広島・37歳秋山 来季再上昇誓う 若手積極起用のチーム方針も「『やっぱりやるなぁ』がもう一回ある年にしたい」
広島の秋山翔吾外野手(37)が21日、大野練習場で自主練習を行い、来季への思いを語った。若手の積極起用を推し進めるチーム方針の中で、来年から会沢と並んでチーム最年長となる見込みの背番号9。首脳陣に「使いたいというよりも使った方が良いと思わせること」を念頭に、今オフは課題が露呈した守備面を見つめ直す姿勢をにじませた。
冷たい秋風が吹き抜ける。BGMはボールがバットではじき返される音のみだった。秋山は屋内練習場で1人黙々と約30分にわたって打撃マシンと向き合った。その後はリラックスした表情も見せながら「苦しいシーズン」と表現した今季を振り返りつつ、「『やっぱりやるなぁ』がもう一回ある年にしたい」と再上昇を期す来季を見据えた。

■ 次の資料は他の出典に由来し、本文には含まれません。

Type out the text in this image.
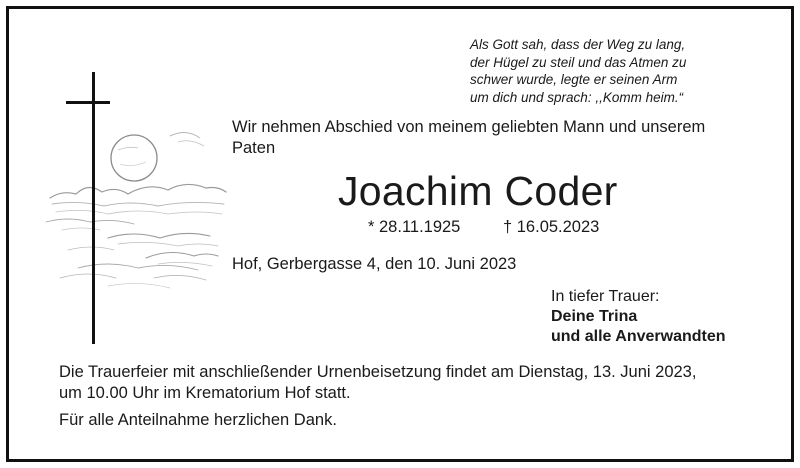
Als Gott sah, dass der Weg zu lang,
der Hügel zu steil und das Atmen zu
schwer wurde, legte er seinen Arm
um dich und sprach: ,,Komm heim.“
Wir nehmen Abschied von meinem geliebten Mann und unserem
Paten
Joachim Coder
* 28.11.1925	† 16.05.2023
Hof, Gerbergasse 4, den 10. Juni 2023
In tiefer Trauer:
Deine Trina
und alle Anverwandten
Die Trauerfeier mit anschließender Urnenbeisetzung findet am Dienstag, 13. Juni 2023,
um 10.00 Uhr im Krematorium Hof statt.
Für alle Anteilnahme herzlichen Dank.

今季は開幕3戦目で「右足関節外側靱帯(じんたい)損傷」のケガを負い、約1カ月半の戦線離脱があった。1軍復帰後も思うような結果は出ず、スタメン出場は昨季の134試合から今季は29試合に減少。64試合の出場で打率・262、1本塁打、5打点でシーズンを終えた。
元々、レギュラー選手としてシーズンの流れを読み、試合の流れを生かしながら結果を出してきた。今季はスタメン出場が減ったことで、その流れが失われた。その影響が顕著に出たのが守備面だった。両翼の守備で失点に直結する失策があり、敗戦した試合もあった。「試合に出続ける両翼の守備力ではなかった」と言い訳はない。「来年は打つとかより、守れないと出られないなっていう感じですね」と危機感をにじませる。
今オフも三拍子そろった外野手として、走攻守を探究していく姿勢に変わりはなく、この日も打撃練習で汗をかいた。だが、課題が露呈した守備面に関してはさらに力を入れる覚悟だ。「球を追うまでのスキル、手札のイメージ力をつくっておかないといけないなと。もうちょっと研究が要る」と思い描く。
この1年で立ち位置は変わってしまった。来季は競争段階で「ふるいの対象に入ってきている可能性がある」と自覚する。春季キャンプでは、今年は免除されていたシート打撃や紅白戦でのアピールが求められるかもしれない。だからこそ、「どうなっても対応できるように。それで最終的に『使った方がいいかな』と思わせることじゃないですか?『使いたい』というのは若い子たちに向けて出てくる言葉だと思う」と力を込める。
今季、ベンチを温める日々が続いた中で秋山は感じたことがある。「こんな成績でも応援してくれる人がいるんだなと」。頑張る理由は存分にある。己を見つめ直しながら、チームの変革期という荒波に立ち向かう準備を進めていく。